Empathie pour les étrangers que vous rencontrez:
Vous pouvez étendre votre capacité d’empathie en la pratiquant envers des personnes que vous ne connaissez même pas:
- Identifiez une situation ou une rencontre avec quelqu’un qui est un étranger, en particulier quelqu’un qui peut être très différent de vous. Essayez de vous mettre dans la conscience de cet étranger. La personne à la caisse de l’épicerie pourrait être un exemple.
- Pensez aux façons dont il ou elle est probablement comme vous, quelqu’un qui désire l’amour, qui a probablement connu une sorte de perte ou de déception en cours de route, ou qui a des aspirations qu’il ou elle espère réaliser.
- Concentrez-vous sur ces points communs qui vous montrent comment cette personne vous ressemble beaucoup
Empathie pour les personnes de cultures étrangères ou dont le mode de vie est étranger au vôtre :
Une façon de le faire est d’établir un lien personnel direct avec quelqu’un par le biais d’une œuvre de bienfaisance qui vous met en relation avec un bénéficiaire spécifique de votre contribution, ou d’une organisation de microfinance qui fournit des prêts aux petites entreprises à des individus spécifiques dans les pays en développement qui ne peuvent pas autrement se qualifier
L’empathie alimente votre santé mentale
De l’empathie, la tolérance se développe.

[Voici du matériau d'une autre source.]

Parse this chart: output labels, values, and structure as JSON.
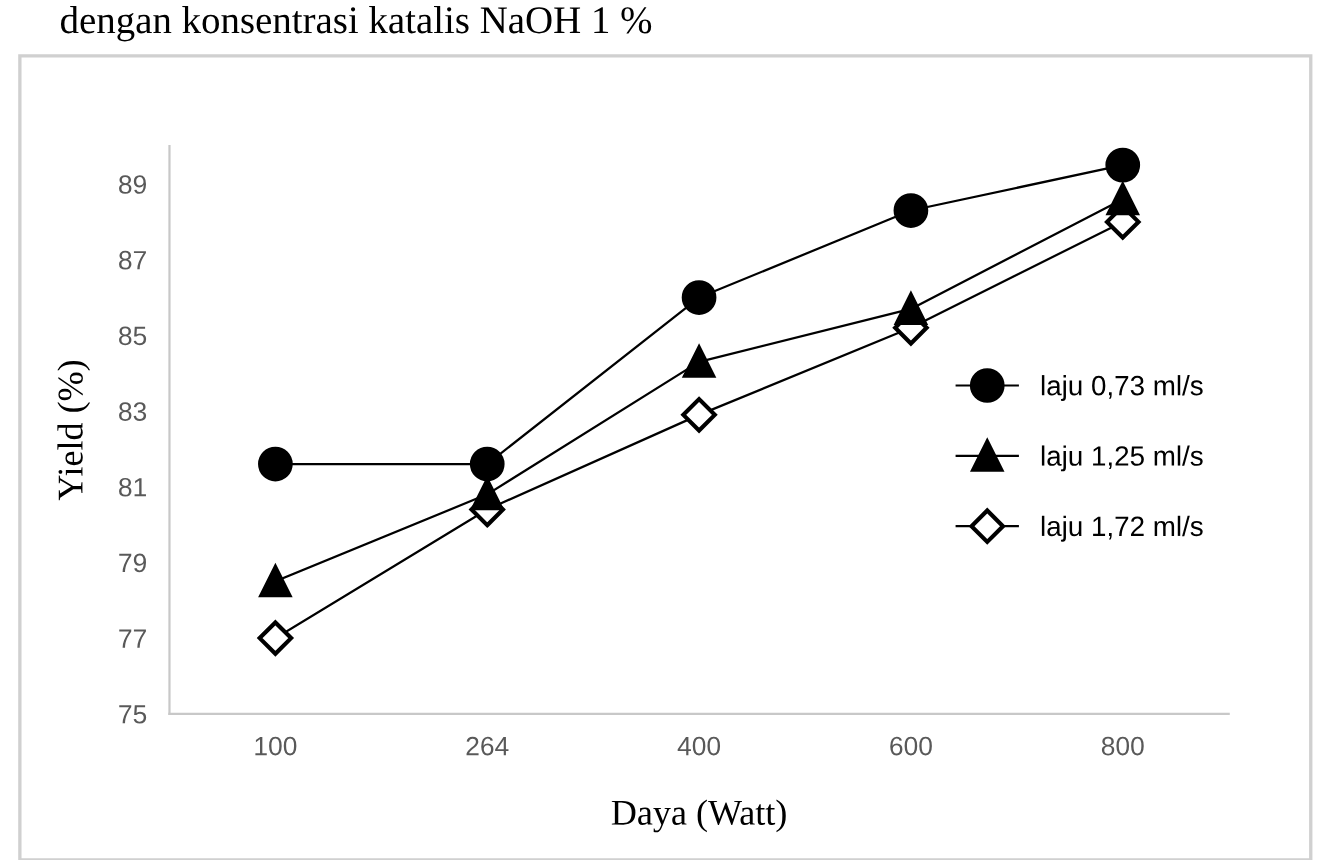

La tolérance des différences est l’un des éléments les plus essentiels de la santé psychologique. En développant l’empathie, vous pouvez approfondir votre compréhension et votre acceptation de comment et pourquoi les gens font ce qu’ils font, et construire un plus grand respect pour les autres.
Cela ne signifie pas blanchir les différences que vous avez avec les autres personnes ou les laisser vous marcher dessus. Au contraire, l’empathie vous donne une base plus solide et plus sage pour résoudre les conflits lorsque vous en avez. Vous êtes en mesure de surmonter les différences de manière plus efficace et moins destructrice.
Et au-delà de cela, l’empathie vous rend conscient de vos points communs et de vos liens avec vos semblables, des personnes qui souffrent et luttent contre la vie de la même manière que vous. Elle l’emporte sur les réactions égocentriques et irréfléchies aux différences de surface comme la religion, la race ou l’idéologie. C’est le chemin vers une vie saine et un monde sain.